Le Premier ministre lui-même nous a fixé des orientations, au premier rang desquelles l'accès des PME à la commande publique, et la recherche d'une meilleure utilisation stratégique de la commande publique au service de l'économie.
Je tiens à rappeler que l'Union européenne n'a pas fait les mêmes choix que les États-Unis, qui, avec le Small Business Act, ont institué une forme de réservation d'une partie des marchés publics à leurs PME. Les Américains ont revendiqué ce droit auprès de l'organisation mondiale du commerce (OMC), ce que n'a pas fait l'Union européenne. Le débat a bien eu lieu au sein de l'Union, mais tous les États membres ne partagent pas la position française. Cela étant, les travaux conduits sur le sujet - je pense notamment au rapport Stoleru de 2008 - montrent que nonobstant cette différence d'approche juridique de part et d'autre de l'Atlantique, les situations concrètes ne diffèrent pas autant qu'on pourrait le penser. En effet, les taux d'accès respectifs des PME aux marchés publics aux États-Unis et en Europe sont proches.
Le droit de l'Union européenne avait, avant même les directives de 2014, fait un pas en faveur de l'allotissement. Les autorités françaises se sont d'ailleurs battues, lors de la négociation de ces nouvelles directives, afin que soit maintenue la possibilité pour les États membres d'imposer cet allotissement aux acheteurs, quand d'autres États, face à elle, considéraient que le seul critère qui vaille est celui du meilleur prix.
L'intention du Gouvernement est de faire jouer ce principe plus avant encore que ne l'y autorise, depuis 2006, le code des marchés publics, comme en témoigne le projet d'ordonnance versé à la consultation à la fin de l'année dernière. Cette ordonnance gouvernera l'ensemble des marchés publics. Les acheteurs des secteurs dits « spéciaux » relevant de l'ordonnance de 2005 auront ainsi des contraintes supplémentaires d'allotissement. Ils ont certes manifesté, lors de la consultation, quelques inquiétudes, mais l'intention ferme du ministre de l'économie est d'aller clairement vers une extension de l'allotissement. L'étude d'impact versée à la consultation publique estime à 1 milliard d'euros, voire plus, la part supplémentaire de la commande publique qui s'en trouverait ouverte aux TPE et PME grâce à cette mesure.

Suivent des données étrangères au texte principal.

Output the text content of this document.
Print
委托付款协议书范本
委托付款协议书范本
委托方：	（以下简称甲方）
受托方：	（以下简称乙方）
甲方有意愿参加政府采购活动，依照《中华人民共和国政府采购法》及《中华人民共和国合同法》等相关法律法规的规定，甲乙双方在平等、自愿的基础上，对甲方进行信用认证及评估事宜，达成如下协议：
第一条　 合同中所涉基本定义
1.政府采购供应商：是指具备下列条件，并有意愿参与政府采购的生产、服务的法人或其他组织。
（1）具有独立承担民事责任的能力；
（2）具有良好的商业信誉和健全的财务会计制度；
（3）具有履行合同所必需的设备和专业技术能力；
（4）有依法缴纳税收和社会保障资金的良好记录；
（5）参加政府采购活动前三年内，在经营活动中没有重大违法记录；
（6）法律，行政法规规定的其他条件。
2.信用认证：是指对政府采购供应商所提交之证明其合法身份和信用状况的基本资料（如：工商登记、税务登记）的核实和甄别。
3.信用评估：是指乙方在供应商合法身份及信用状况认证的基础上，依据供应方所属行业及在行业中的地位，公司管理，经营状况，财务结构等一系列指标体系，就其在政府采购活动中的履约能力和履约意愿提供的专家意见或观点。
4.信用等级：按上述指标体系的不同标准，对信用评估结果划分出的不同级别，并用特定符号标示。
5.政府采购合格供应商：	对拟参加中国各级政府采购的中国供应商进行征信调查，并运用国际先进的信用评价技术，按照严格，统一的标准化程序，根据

L'autre grande voie qui nous est ouverte est, ainsi que vous le soulignez, celle de la simplification des procédures de marché. Le coût pour une PME d'une candidature à un marché est sans commune mesure avec ce qu'il représente pour une grande société. Tous les dirigeants de petites et moyennes entreprises le disent : il leur reste très difficile de se porter candidat, parce que cela suppose de constituer un lourd dossier administratif. Nous avons donc un travail à mener en faveur de la simplification. Les directives de 2014, ainsi que vous l'avez rappelé, nous ont déjà permis de limiter les exigences financières faites aux candidats : le Gouvernement, par un décret du 26 septembre 2014, a intégré cette mesure dans le code des marchés publics et, depuis cette date, l'acheteur ne peut exiger du candidat un chiffre d'affaires supérieur au double du montant prévisionnel du marché. Il est encore un peu tôt pour mesurer l'effet concret de cette mesure, mais elle a été très favorablement accueillie par les intéressés. Nous avons, dans le même décret, fait un premier pas vers la simplification du dossier de candidature, en intégrant dans le code des marchés publics le principe du « dites-le nous une seule fois », qui interdit à l'acheteur de réclamer à une entreprise des pièces dont il dispose déjà par ailleurs. Et nous entendons, dans les textes à venir, franchir de nouvelles étapes en ce sens.
On peut en effet, dans le respect du droit de l'Union européenne, aller plus loin. D'abord, en établissant une relation de confiance au stade de la candidature. Concrètement, quand l'entreprise se présente à l'acheteur public pour dire qu'elle est intéressée par une consultation, au lieu d'avoir à constituer un dossier administratif exigeant de nombreuses pièces, elle doit pouvoir déclarer sur l'honneur qu'elle satisfait aux exigences fiscales et sociales imposées. La directive « marché » prévoit ainsi un document unique de marché européen, le DUME. Si, bien sûr, l'entreprise devait être désignée attributaire, tous les contrôles seraient effectués. Et si elle n'était pas en mesure de faire la preuve qu'elle répond aux exigences demandées, c'est alors l'entreprise suivante dans le classement de la consultation qui pourrait se voir attribuer le marché. Cette procédure simplifiée permet à l'entreprise de consacrer ses efforts à son offre, sans l'embarrasser de trop lourdes exigences administratives au stade de la candidature.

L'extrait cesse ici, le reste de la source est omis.